My hacked up version of the gene gene is getting snipped up with everyone's favorite restriction enzymes (BamH1 and EcoR1). Then I get to splice it into a plasmid, and electroport the plasmids into some cells, and maybe they will do something interesing.
The cloning blues
- Wrecked a DNA extraction by grabbing the wrong Pipetter and putting 300 microliters into a tube instead of 3.
- Misread an illegible label and used butanol instead of ethanol, destroyed second attempt at the aforementioned DNA extraction.
- Dropped the wrong tube in the trash, screwed up the third attempt at the aforementioned DNA extraction.
- Kept a gel on the UV bench too long while trying to chop out little cubes with a razor blade, annihilated all the DNA, and screwed up fourth attempt at aforementioned DNA extraction.
- The PCR cycler didn't close correctly, and my reaction tubes evaporated; screwing up fifth attempt at aforementioned DNA extraction. (At least this one wasn't my fault.)
I definitely sticking to informatics -- that part of the rotation is going pretty well. I'm just not cut out for benchwork.
A busy month
Right now, I'm working with Andrey Kislyuk on our little piece of the DARPA FunBio project. We're in the middle of a two-week code sprint, so I'll save that for a later post.
I also moved to a new apartment, and that didn't go nearly as smoothly as it could have. The guy we subleased from was in the process of buying a house, and the loan underwriter decided to yank back the money after he'd closed escrow (or was in escrow, or something). Evidently they wanted a sworn affidavit from the gardener that he was contracted to take care of the grounds. Anyway, the upshot was that instead of a nice leisurely move, he got stuck in the apartment for three weeks longer than he expected, and I was homeless for a week. Fortunately, one of the staff scientists in our lab was generous enough to let me stay at his apartment. Neil and Buzz got to learn about stairs, which they evidently adore.
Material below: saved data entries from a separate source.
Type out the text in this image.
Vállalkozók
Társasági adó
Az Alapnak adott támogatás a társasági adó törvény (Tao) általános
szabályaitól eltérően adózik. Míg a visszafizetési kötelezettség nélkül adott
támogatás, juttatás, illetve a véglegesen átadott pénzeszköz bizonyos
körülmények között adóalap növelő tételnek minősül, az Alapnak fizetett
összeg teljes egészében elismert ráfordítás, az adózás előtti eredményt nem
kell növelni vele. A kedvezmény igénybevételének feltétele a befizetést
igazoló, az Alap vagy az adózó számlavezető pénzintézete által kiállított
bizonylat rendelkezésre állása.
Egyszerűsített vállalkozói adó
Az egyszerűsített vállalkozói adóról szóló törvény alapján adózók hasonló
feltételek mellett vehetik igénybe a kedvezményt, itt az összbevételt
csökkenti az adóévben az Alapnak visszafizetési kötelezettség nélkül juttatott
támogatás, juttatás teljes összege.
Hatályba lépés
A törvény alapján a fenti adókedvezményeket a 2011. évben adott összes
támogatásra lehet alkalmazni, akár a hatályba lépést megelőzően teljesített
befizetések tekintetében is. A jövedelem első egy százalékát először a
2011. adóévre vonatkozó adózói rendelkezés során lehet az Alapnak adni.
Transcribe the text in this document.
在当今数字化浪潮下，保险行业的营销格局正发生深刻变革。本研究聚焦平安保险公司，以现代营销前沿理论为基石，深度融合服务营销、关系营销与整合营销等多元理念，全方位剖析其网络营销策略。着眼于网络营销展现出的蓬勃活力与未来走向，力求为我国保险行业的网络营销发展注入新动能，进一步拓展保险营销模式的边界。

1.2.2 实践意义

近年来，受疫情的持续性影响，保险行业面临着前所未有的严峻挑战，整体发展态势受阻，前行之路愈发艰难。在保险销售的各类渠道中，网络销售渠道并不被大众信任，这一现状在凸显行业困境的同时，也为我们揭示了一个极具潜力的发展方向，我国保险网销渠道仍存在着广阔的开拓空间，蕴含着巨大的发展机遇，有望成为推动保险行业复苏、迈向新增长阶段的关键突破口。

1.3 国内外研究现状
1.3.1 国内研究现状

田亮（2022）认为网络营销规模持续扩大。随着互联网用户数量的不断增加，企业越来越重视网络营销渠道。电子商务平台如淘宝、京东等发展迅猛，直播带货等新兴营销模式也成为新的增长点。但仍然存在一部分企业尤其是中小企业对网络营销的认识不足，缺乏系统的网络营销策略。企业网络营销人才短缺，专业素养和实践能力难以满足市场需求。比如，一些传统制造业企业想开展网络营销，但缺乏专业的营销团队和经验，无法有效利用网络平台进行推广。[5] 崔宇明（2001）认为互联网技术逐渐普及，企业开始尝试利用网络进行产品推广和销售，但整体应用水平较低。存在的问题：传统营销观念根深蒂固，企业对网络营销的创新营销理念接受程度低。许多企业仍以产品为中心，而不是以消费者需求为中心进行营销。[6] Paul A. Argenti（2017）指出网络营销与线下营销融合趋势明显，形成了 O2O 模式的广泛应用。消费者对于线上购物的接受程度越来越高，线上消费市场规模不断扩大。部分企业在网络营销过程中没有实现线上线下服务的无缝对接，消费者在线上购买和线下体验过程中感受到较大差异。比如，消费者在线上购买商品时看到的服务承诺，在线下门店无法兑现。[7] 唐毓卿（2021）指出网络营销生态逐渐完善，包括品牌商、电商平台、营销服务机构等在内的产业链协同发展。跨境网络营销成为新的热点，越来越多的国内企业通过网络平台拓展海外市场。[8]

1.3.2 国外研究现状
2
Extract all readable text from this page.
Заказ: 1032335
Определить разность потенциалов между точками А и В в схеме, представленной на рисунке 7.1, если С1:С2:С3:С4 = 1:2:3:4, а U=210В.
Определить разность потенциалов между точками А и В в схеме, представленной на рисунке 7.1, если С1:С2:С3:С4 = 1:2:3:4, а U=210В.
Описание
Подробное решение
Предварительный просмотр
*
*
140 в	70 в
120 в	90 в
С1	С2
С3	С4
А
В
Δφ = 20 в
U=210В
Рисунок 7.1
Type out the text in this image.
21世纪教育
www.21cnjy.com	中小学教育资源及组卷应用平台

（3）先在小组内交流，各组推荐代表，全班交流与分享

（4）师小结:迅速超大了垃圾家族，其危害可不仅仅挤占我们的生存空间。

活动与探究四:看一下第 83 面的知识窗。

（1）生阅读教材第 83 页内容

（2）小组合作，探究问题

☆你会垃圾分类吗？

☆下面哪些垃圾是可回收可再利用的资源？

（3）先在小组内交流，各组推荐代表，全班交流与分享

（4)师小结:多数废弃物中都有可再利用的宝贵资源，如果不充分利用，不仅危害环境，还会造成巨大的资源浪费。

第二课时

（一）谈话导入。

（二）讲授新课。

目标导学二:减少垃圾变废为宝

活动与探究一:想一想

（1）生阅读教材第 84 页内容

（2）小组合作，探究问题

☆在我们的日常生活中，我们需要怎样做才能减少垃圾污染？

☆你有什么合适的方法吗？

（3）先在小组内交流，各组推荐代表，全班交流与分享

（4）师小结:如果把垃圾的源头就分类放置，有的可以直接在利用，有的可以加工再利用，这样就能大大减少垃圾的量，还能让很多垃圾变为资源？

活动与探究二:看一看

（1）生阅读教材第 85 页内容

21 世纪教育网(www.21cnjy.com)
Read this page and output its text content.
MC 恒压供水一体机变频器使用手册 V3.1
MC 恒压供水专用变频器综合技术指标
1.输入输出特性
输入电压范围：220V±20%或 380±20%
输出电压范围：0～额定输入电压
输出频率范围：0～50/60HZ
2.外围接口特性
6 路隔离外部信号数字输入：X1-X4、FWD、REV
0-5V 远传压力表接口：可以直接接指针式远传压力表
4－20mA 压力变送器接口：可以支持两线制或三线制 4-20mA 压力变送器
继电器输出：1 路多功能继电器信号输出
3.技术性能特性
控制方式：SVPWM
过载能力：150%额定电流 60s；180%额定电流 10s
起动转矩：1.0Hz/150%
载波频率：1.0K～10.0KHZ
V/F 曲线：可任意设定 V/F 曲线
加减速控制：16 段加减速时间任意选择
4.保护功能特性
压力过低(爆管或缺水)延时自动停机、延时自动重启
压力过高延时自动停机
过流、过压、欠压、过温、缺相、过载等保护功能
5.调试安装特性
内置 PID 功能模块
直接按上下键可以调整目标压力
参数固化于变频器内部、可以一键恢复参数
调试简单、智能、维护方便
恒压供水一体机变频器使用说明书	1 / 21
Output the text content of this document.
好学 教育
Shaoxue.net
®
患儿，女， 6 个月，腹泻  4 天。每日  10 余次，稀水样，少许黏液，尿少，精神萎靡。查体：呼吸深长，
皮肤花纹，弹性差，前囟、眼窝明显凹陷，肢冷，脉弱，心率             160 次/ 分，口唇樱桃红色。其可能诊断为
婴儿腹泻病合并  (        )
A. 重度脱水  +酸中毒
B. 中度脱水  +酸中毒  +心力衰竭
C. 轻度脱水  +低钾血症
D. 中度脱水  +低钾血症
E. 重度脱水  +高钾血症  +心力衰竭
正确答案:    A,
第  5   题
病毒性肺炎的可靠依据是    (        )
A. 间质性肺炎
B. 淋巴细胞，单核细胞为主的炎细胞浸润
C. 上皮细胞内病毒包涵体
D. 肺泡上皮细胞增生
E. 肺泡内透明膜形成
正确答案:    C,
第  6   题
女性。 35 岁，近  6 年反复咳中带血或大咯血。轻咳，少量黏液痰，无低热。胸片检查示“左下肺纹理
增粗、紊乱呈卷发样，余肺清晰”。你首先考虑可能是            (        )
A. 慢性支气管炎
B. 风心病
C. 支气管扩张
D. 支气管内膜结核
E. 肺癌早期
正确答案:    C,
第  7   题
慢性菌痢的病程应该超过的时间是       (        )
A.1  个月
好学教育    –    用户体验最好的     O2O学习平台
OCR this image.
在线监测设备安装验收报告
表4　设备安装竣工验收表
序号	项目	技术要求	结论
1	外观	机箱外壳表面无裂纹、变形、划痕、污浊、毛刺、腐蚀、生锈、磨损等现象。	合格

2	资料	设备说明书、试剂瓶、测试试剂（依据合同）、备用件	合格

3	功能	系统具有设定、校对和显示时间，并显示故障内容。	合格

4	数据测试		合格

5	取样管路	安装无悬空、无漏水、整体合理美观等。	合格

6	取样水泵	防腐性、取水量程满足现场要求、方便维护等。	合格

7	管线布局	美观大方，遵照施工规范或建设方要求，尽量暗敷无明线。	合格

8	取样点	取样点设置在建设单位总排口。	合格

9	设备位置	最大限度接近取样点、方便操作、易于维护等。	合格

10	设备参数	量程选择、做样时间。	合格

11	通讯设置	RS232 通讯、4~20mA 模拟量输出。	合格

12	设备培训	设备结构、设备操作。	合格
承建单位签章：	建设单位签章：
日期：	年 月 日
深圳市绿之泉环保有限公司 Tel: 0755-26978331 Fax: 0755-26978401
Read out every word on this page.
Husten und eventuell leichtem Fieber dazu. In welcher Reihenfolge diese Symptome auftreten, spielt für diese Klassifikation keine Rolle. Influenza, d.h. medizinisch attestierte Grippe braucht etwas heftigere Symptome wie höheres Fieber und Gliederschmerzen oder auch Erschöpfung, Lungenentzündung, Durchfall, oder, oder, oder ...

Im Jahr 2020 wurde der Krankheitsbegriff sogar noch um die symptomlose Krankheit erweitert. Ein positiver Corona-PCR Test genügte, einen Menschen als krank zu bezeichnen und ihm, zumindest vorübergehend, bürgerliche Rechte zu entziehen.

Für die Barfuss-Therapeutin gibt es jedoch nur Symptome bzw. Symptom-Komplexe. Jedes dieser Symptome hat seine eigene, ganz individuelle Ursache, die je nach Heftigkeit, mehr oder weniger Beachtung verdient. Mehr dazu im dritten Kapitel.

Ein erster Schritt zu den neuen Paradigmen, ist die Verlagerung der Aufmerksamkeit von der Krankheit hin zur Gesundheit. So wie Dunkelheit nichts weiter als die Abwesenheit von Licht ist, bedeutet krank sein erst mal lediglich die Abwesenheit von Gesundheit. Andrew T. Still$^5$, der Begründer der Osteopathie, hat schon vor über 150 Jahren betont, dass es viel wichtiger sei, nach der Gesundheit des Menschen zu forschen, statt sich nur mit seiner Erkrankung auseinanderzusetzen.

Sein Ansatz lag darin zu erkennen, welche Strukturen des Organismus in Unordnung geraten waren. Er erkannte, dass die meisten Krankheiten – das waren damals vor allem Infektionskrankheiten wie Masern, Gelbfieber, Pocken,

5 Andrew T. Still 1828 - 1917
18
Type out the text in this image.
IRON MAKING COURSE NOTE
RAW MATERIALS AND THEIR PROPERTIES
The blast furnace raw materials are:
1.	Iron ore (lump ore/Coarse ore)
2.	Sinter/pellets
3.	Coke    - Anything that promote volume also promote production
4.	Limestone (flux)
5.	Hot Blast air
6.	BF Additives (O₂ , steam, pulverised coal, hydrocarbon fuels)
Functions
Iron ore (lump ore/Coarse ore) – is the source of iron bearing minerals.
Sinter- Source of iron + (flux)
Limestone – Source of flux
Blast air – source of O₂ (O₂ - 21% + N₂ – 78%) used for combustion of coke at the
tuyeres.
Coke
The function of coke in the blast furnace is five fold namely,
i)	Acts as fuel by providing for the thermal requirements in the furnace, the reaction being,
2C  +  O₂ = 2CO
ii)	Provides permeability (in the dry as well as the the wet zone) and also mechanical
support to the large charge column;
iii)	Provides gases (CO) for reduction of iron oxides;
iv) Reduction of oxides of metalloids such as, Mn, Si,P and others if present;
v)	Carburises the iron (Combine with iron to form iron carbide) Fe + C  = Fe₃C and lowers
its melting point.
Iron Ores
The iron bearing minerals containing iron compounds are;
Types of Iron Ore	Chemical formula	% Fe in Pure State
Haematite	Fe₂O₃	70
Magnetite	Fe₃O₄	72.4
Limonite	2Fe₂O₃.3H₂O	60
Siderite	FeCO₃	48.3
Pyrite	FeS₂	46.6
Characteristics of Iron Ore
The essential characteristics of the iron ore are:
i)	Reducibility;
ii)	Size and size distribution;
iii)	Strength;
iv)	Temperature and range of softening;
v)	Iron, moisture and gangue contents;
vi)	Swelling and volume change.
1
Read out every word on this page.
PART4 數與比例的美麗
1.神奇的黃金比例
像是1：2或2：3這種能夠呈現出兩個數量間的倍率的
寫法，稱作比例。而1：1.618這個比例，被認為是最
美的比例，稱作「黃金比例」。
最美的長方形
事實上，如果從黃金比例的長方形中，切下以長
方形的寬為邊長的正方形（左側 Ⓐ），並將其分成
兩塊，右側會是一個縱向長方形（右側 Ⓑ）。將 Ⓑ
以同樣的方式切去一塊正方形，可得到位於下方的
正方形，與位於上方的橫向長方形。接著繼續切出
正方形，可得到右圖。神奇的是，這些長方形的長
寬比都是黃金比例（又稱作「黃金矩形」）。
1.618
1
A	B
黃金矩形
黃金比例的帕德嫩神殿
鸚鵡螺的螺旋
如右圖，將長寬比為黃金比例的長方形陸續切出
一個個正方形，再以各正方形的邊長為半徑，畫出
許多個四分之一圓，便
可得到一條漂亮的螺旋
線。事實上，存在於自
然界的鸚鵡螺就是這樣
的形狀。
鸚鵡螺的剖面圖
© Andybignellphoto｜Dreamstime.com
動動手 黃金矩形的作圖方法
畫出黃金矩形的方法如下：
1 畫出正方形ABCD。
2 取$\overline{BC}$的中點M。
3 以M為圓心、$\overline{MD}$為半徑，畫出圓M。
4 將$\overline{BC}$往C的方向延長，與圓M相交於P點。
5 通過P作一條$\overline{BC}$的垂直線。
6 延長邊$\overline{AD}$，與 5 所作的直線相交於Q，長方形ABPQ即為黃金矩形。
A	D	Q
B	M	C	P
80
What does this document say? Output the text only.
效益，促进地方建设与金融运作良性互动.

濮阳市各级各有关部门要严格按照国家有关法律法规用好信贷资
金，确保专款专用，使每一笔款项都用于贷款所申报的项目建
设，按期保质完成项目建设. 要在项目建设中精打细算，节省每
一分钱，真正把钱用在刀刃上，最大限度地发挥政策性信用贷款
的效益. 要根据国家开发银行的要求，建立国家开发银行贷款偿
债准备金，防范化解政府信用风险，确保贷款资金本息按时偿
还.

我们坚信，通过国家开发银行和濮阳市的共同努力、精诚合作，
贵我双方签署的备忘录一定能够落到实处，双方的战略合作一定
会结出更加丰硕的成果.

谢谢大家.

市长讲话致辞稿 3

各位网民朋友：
Over Labor Day weekend, I went with Srijak and some of his friends from San Diego on a day hike at Lassen Volcanic National Park. I've always loved California, but it's nice to be reminded from time to time exactly why I love this place so much.
Because it's awesome.
Second quarter at Davis
- Mathematical Methods : Laplace transforms, Fourier transforms, Greens functions, and their applications to partial differential equations.
- Quantum Mechanics: Again. For the heck of it.
- Numerical Methods: Analysis of the performance, stability and error propagation of numerical algorithms in finite precision systems.
The preliminary exam for mathematical methods is in the middle of finals week at the end of this quarter. That is going to suck.
First actual week of grad school
Tomorrow, I have a job interview and tour for an on-campus job working in one of the Department of Entomology greenhouses. Not quite as good as a TA position, but it would pay for rent and get me outside and moving around on a regular basis.
I still haven't found a place to live yet, but a very nice fellow from my department is letting me crash on his living room floor until I do. Classes were supposed to start Thursday, but evidently the professor for that course isn't here yet.